Not physical discomfort; not psychological torment; but the increasingly-difficult-to-suppress squirm; the nervous laughter; the underlying conviction that you shouldn't be discussing this or doing this. No one tells you to change the topic, except for perhaps the laughing protests of your equally as vaguely uncomfortable friend, but it feels as though your grandmother or school principal is always a half-step away from you, like you have to be extremely careful to maintain the environment and to control the variables.
It's that subject, the topic you have a strange and strong urge to hide, that intrigues me. Why do many of us find ourselves so inarticulate when faced with the dilemma of discussing sex?
There are other things too, of course, but I think about this kind of problem quite often. My mind constantly strains to theorize its way to the root of a problem: it asks questions and answers them, asks subquestions and answers them, until it comes up with an often incorrect but at least passably logical explanation for every halfway interesting event. So when I try to solve a question like one of discomfort, it's slightly frustrating but mostly fascinating that there doesn't seem to be a beginning, at least not one that I can mentally discover.

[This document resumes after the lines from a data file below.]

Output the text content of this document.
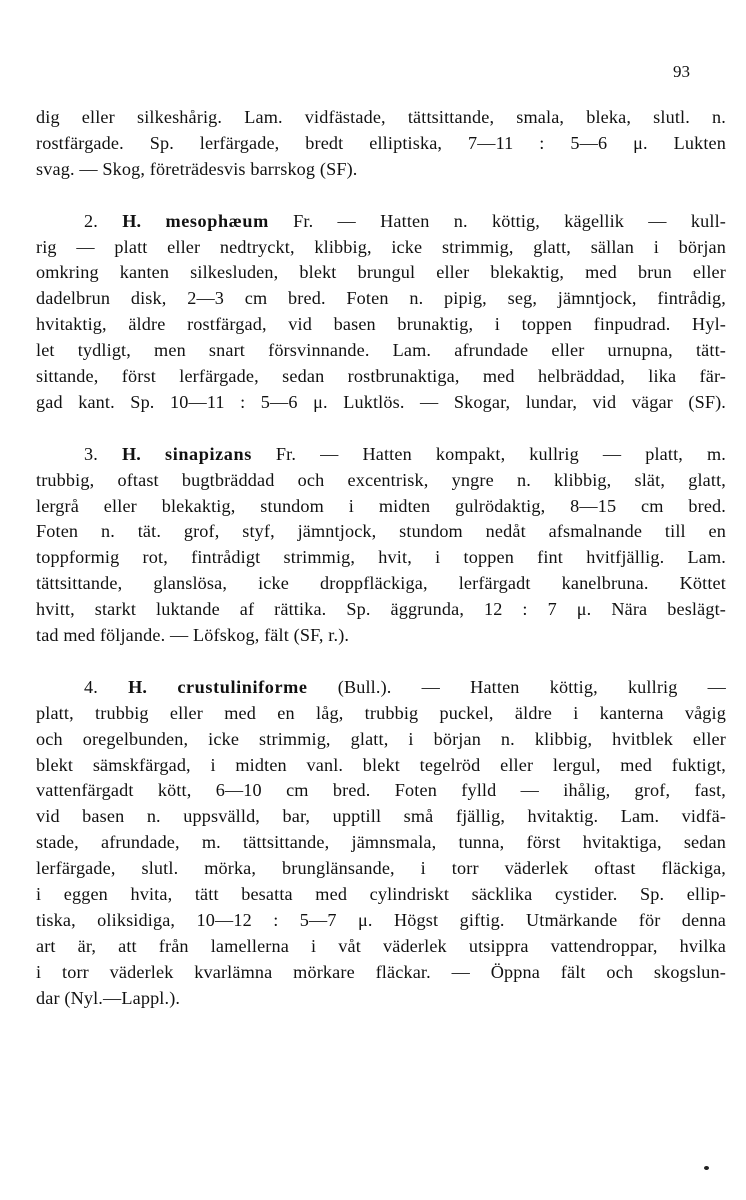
93
dig eller silkeshårig. Lam. vidfästade, tättsittande, smala, bleka, slutl. n.
rostfärgade. Sp. lerfärgade, bredt elliptiska, 7—11 : 5—6 μ. Lukten
svag. — Skog, företrädesvis barrskog (SF).
2. H. mesophæum Fr. — Hatten n. köttig, kägellik — kull-
rig — platt eller nedtryckt, klibbig, icke strimmig, glatt, sällan i början
omkring kanten silkesluden, blekt brungul eller blekaktig, med brun eller
dadelbrun disk, 2—3 cm bred. Foten n. pipig, seg, jämntjock, fintrådig,
hvitaktig, äldre rostfärgad, vid basen brunaktig, i toppen finpudrad. Hyl-
let tydligt, men snart försvinnande. Lam. afrundade eller urnupna, tätt-
sittande, först lerfärgade, sedan rostbrunaktiga, med helbräddad, lika fär-
gad kant. Sp. 10—11 : 5—6 μ. Luktlös. — Skogar, lundar, vid vägar (SF).
3. H. sinapizans Fr. — Hatten kompakt, kullrig — platt, m.
trubbig, oftast bugtbräddad och excentrisk, yngre n. klibbig, slät, glatt,
lergrå eller blekaktig, stundom i midten gulrödaktig, 8—15 cm bred.
Foten n. tät. grof, styf, jämntjock, stundom nedåt afsmalnande till en
toppformig rot, fintrådigt strimmig, hvit, i toppen fint hvitfjällig. Lam.
tättsittande, glanslösa, icke droppfläckiga, lerfärgadt kanelbruna. Köttet
hvitt, starkt luktande af rättika. Sp. äggrunda, 12 : 7 μ. Nära beslägt-
tad med följande. — Löfskog, fält (SF, r.).
4. H. crustuliniforme (Bull.). — Hatten köttig, kullrig —
platt, trubbig eller med en låg, trubbig puckel, äldre i kanterna vågig
och oregelbunden, icke strimmig, glatt, i början n. klibbig, hvitblek eller
blekt sämskfärgad, i midten vanl. blekt tegelröd eller lergul, med fuktigt,
vattenfärgadt kött, 6—10 cm bred. Foten fylld — ihålig, grof, fast,
vid basen n. uppsvälld, bar, upptill små fjällig, hvitaktig. Lam. vidfä-
stade, afrundade, m. tättsittande, jämnsmala, tunna, först hvitaktiga, sedan
lerfärgade, slutl. mörka, brunglänsande, i torr väderlek oftast fläckiga,
i eggen hvita, tätt besatta med cylindriskt säcklika cystider. Sp. ellip-
tiska, oliksidiga, 10—12 : 5—7 μ. Högst giftig. Utmärkande för denna
art är, att från lamellerna i våt väderlek utsippra vattendroppar, hvilka
i torr väderlek kvarlämna mörkare fläckar. — Öppna fält och skogslun-
dar (Nyl.—Lappl.).
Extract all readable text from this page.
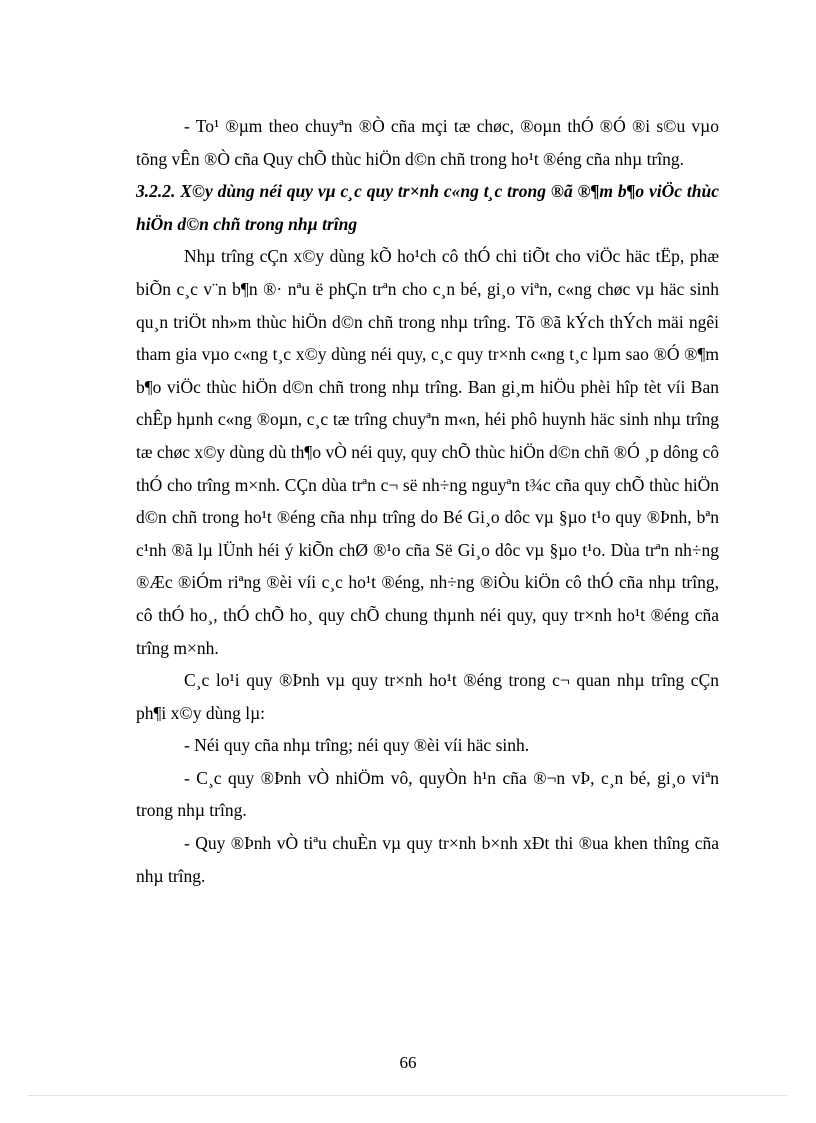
- To¹ ®µm theo chuyªn ®Ò cña mçi tæ chøc, ®oµn thÓ ®Ó ®i s©u vµo tõng vÊn ®Ò cña Quy chÕ thùc hiÖn d©n chñ trong ho¹t ®éng cña nhµ trîng.

3.2.2. X©y dùng néi quy vµ c¸c quy tr×nh c«ng t¸c trong ®ã ®¶m b¶o viÖc thùc hiÖn d©n chñ trong nhµ trîng

Nhµ trîng cÇn x©y dùng kÕ ho¹ch cô thÓ chi tiÕt cho viÖc häc tËp, phæ biÕn c¸c v¨n b¶n ®· nªu ë phÇn trªn cho c¸n bé, gi¸o viªn, c«ng chøc vµ häc sinh qu¸n triÖt nh»m thùc hiÖn d©n chñ trong nhµ trîng. Tõ ®ã kÝch thÝch mäi ngêi tham gia vµo c«ng t¸c x©y dùng néi quy, c¸c quy tr×nh c«ng t¸c lµm sao ®Ó ®¶m b¶o viÖc thùc hiÖn d©n chñ trong nhµ trîng. Ban gi¸m hiÖu phèi hîp tèt víi Ban chÊp hµnh c«ng ®oµn, c¸c tæ trîng chuyªn m«n, héi phô huynh häc sinh nhµ trîng tæ chøc x©y dùng dù th¶o vÒ néi quy, quy chÕ thùc hiÖn d©n chñ ®Ó ¸p dông cô thÓ cho trîng m×nh. CÇn dùa trªn c¬ së nh÷ng nguyªn t¾c cña quy chÕ thùc hiÖn d©n chñ trong ho¹t ®éng cña nhµ trîng do Bé Gi¸o dôc vµ §µo t¹o quy ®Þnh, bªn c¹nh ®ã lµ lÜnh héi ý kiÕn chØ ®¹o cña Së Gi¸o dôc vµ §µo t¹o. Dùa trªn nh÷ng ®Æc ®iÓm riªng ®èi víi c¸c ho¹t ®éng, nh÷ng ®iÒu kiÖn cô thÓ cña nhµ trîng, cô thÓ ho¸, thÓ chÕ ho¸ quy chÕ chung thµnh néi quy, quy tr×nh ho¹t ®éng cña trîng m×nh.

C¸c lo¹i quy ®Þnh vµ quy tr×nh ho¹t ®éng trong c¬ quan nhµ trîng cÇn ph¶i x©y dùng lµ:

- Néi quy cña nhµ trîng; néi quy ®èi víi häc sinh.

- C¸c quy ®Þnh vÒ nhiÖm vô, quyÒn h¹n cña ®¬n vÞ, c¸n bé, gi¸o viªn trong nhµ trîng.

- Quy ®Þnh vÒ tiªu chuÈn vµ quy tr×nh b×nh xÐt thi ®ua khen thîng cña nhµ trîng.

66
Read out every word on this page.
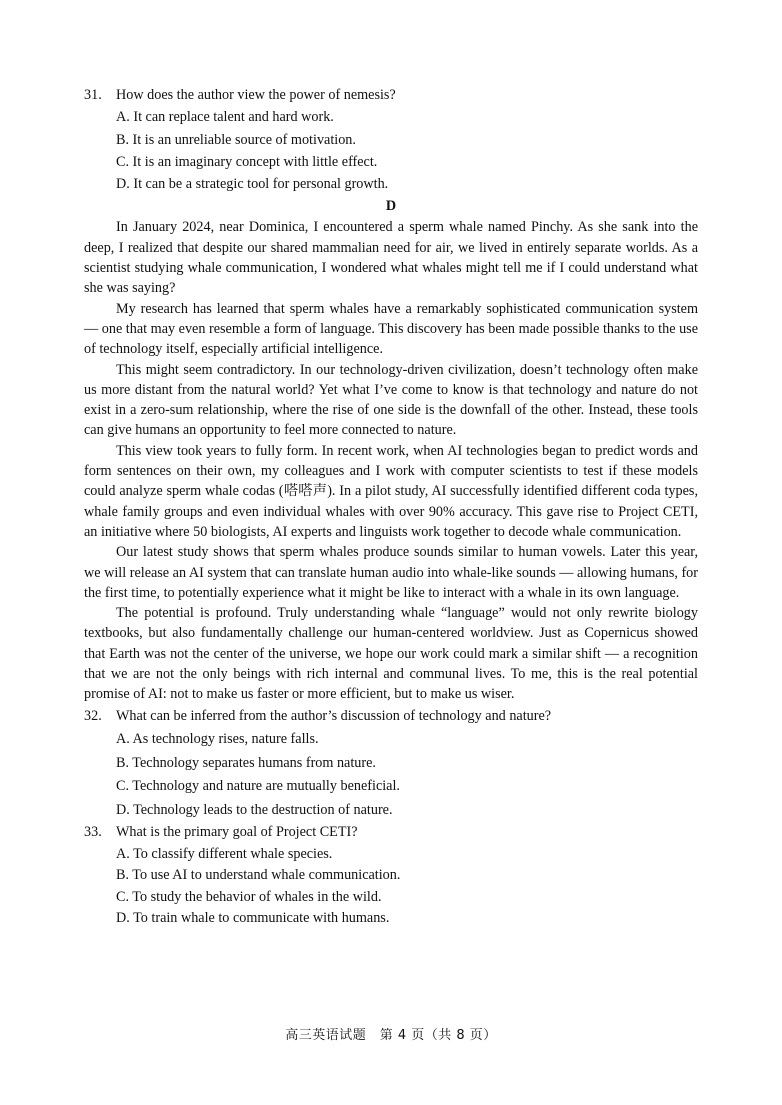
31.	How does the author view the power of nemesis?
A. It can replace talent and hard work.
B. It is an unreliable source of motivation.
C. It is an imaginary concept with little effect.
D. It can be a strategic tool for personal growth.
D

In January 2024, near Dominica, I encountered a sperm whale named Pinchy. As she sank into the deep, I realized that despite our shared mammalian need for air, we lived in entirely separate worlds. As a scientist studying whale communication, I wondered what whales might tell me if I could understand what she was saying?

My research has learned that sperm whales have a remarkably sophisticated communication system — one that may even resemble a form of language. This discovery has been made possible thanks to the use of technology itself, especially artificial intelligence.

This might seem contradictory. In our technology-driven civilization, doesn’t technology often make us more distant from the natural world? Yet what I’ve come to know is that technology and nature do not exist in a zero-sum relationship, where the rise of one side is the downfall of the other. Instead, these tools can give humans an opportunity to feel more connected to nature.

This view took years to fully form. In recent work, when AI technologies began to predict words and form sentences on their own, my colleagues and I work with computer scientists to test if these models could analyze sperm whale codas (嗒嗒声). In a pilot study, AI successfully identified different coda types, whale family groups and even individual whales with over 90% accuracy. This gave rise to Project CETI, an initiative where 50 biologists, AI experts and linguists work together to decode whale communication.

Our latest study shows that sperm whales produce sounds similar to human vowels. Later this year, we will release an AI system that can translate human audio into whale-like sounds — allowing humans, for the first time, to potentially experience what it might be like to interact with a whale in its own language.

The potential is profound. Truly understanding whale “language” would not only rewrite biology textbooks, but also fundamentally challenge our human-centered worldview. Just as Copernicus showed that Earth was not the center of the universe, we hope our work could mark a similar shift — a recognition that we are not the only beings with rich internal and communal lives. To me, this is the real potential promise of AI: not to make us faster or more efficient, but to make us wiser.

32.	What can be inferred from the author’s discussion of technology and nature?
A. As technology rises, nature falls.
B. Technology separates humans from nature.
C. Technology and nature are mutually beneficial.
D. Technology leads to the destruction of nature.
33.	What is the primary goal of Project CETI?
A. To classify different whale species.
B. To use AI to understand whale communication.
C. To study the behavior of whales in the wild.
D. To train whale to communicate with humans.
高三英语试题　第 4 页（共 8 页）
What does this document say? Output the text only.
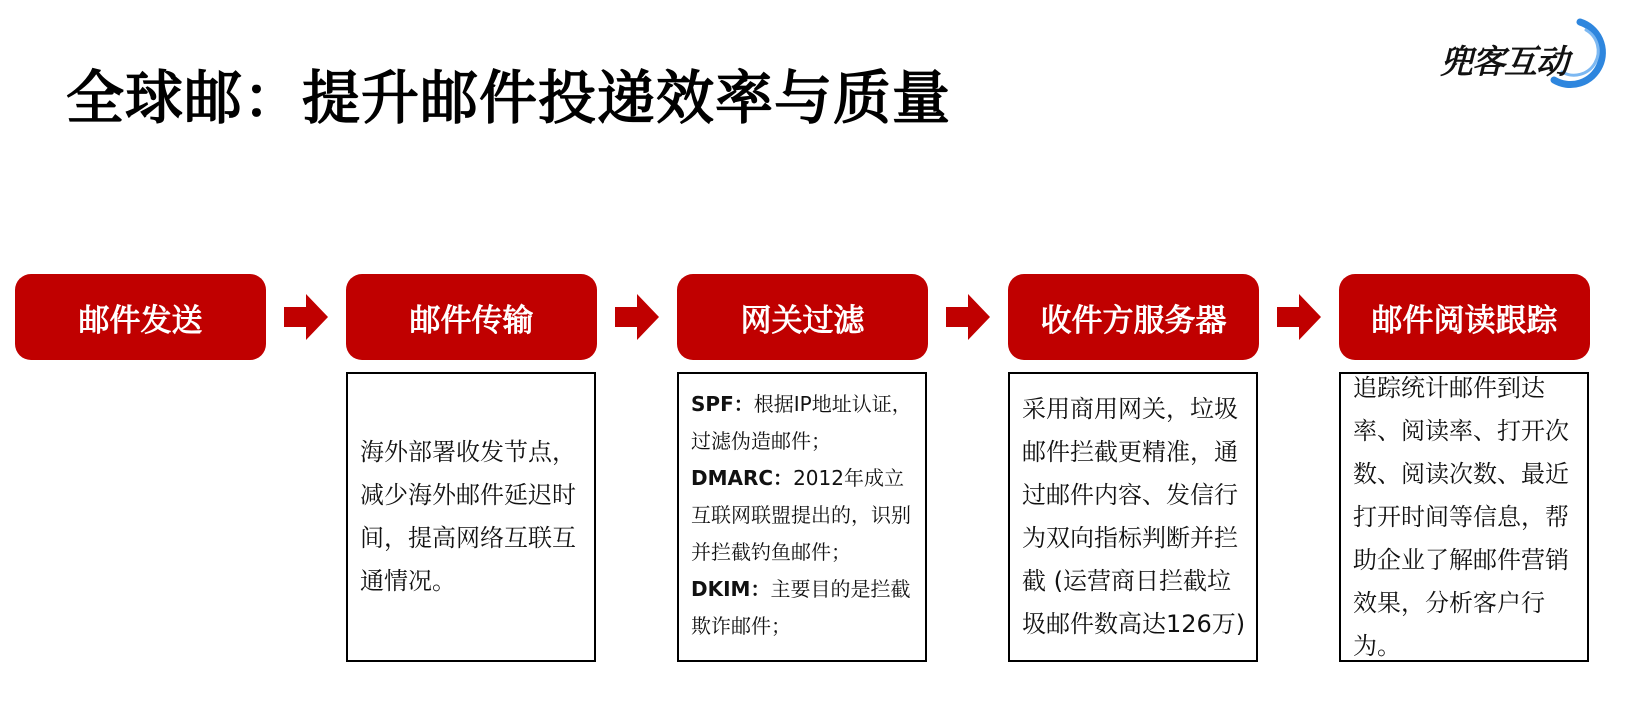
全球邮：提升邮件投递效率与质量
兜客互动
邮件发送	邮件传输	网关过滤	收件方服务器	邮件阅读跟踪
海外部署收发节点，减少海外邮件延迟时间，提高网络互联互通情况。
SPF：根据IP地址认证，过滤伪造邮件；
DMARC：2012年成立互联网联盟提出的，识别并拦截钓鱼邮件；
DKIM：主要目的是拦截欺诈邮件；
采用商用网关，垃圾邮件拦截更精准，通过邮件内容、发信行为双向指标判断并拦截 (运营商日拦截垃圾邮件数高达126万)
追踪统计邮件到达率、阅读率、打开次数、阅读次数、最近打开时间等信息，帮助企业了解邮件营销效果，分析客户行为。
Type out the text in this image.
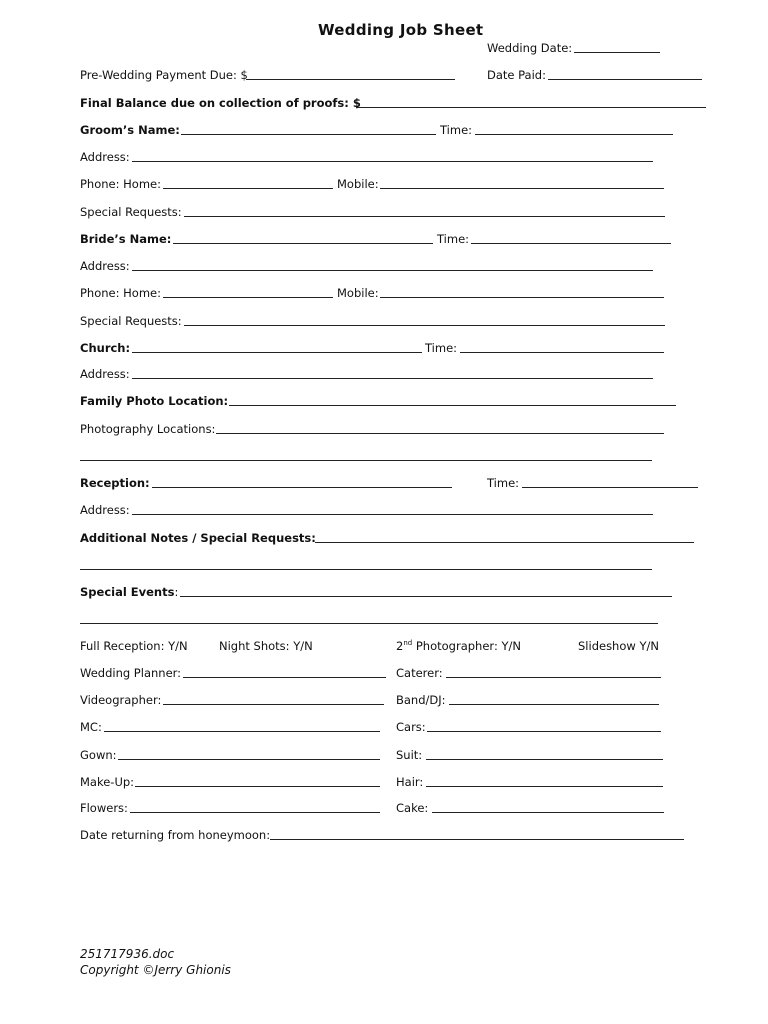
Wedding Job Sheet
Wedding Date:
Pre-Wedding Payment Due: $	Date Paid:
Final Balance due on collection of proofs: $
Groom’s Name:	Time:
Address:
Phone: Home:	Mobile:
Special Requests:
Bride’s Name:	Time:
Address:
Phone: Home:	Mobile:
Special Requests:
Church:	Time:
Address:
Family Photo Location:
Photography Locations:
Reception:	Time:
Address:
Additional Notes / Special Requests:
Special Events:
Full Reception: Y/N	Night Shots: Y/N	2nd Photographer: Y/N	Slideshow Y/N
Wedding Planner:	Caterer:
Videographer:	Band/DJ:
MC:	Cars:
Gown:	Suit:
Make-Up:	Hair:
Flowers:	Cake:
Date returning from honeymoon:
251717936.doc
Copyright ©Jerry Ghionis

My thought process on why we, as a general group of human beings, are so uncomfortable with discussing sex, goes something like this: We are uncomfortable with discussing sex because sex is something that we consider to be private and meant to be kept private. We think it should be kept private because it requires a great deal of emotional and physical intimacy. We think that intimacy should be kept private because it's something that we logistically can't share with more than one person at a time.*
But that's sort of a dead end, so I try again:
We are uncomfortable with discussing sex because it has traditionally been kept private, usually between the couple. It's been kept private because it's viewed as something that, when done with keeping within the bounds of what is moral, should only take place between two intimate people. We have this moral view of sex because most religions in the world say that sex should only take place between two people in a committed relationship. Religions were constructed that way either because God ordained it, if you take the theistic approach, or because it was the most practical thing for society to do, in the atheistic approach. Since having sex is typically meant to create babies, it makes more sense to keep it within two people so that things don't get confusing when one guy fathers a truckload of babies. Of course, that actually happens in modern society and happened a heck of a lot in the olden days, so maybe sex as a private thing was done to ensure that women stayed loyal to their children.
I don't know. It's very convoluted. But I think it's an interesting question. Why are we so uncomfortable about sex? Virtually everyone will have sex at some point in their lives; we all either have one or the other lady/man parts; it's necessary to carry on the species; so why are we so afraid to talk about it? Does it matter? Is it better this way? Is this making you uncomfortable right now? Why? Regardless, why do we have this attitude?
*You with the dirty mind, stoppit. You know what I mean.
1 comment:
I totally didn't see where this was going when you started but I eventually caught on.
It's kind of funny to think of for me, because I never got a sex talk. Ever. I mean, obviously I figured it out, I just can't remember how. There was certainly no sex ed day with my mom. I don't know where my info comes from. Books my mom bought me? Not sure. Possibly because of this, I never inherited the cultural discomfort.
My older sister is plenty uncomfortable talking about it. She practically squirms if you bring it up. And it is, of course, awkward to watch make out scenes in movies with my dad in the room and while I probably wouldn't bring it up randomly with friends, I don't shy away from the topic.
Is that just another facet of my weirdness to add to the list?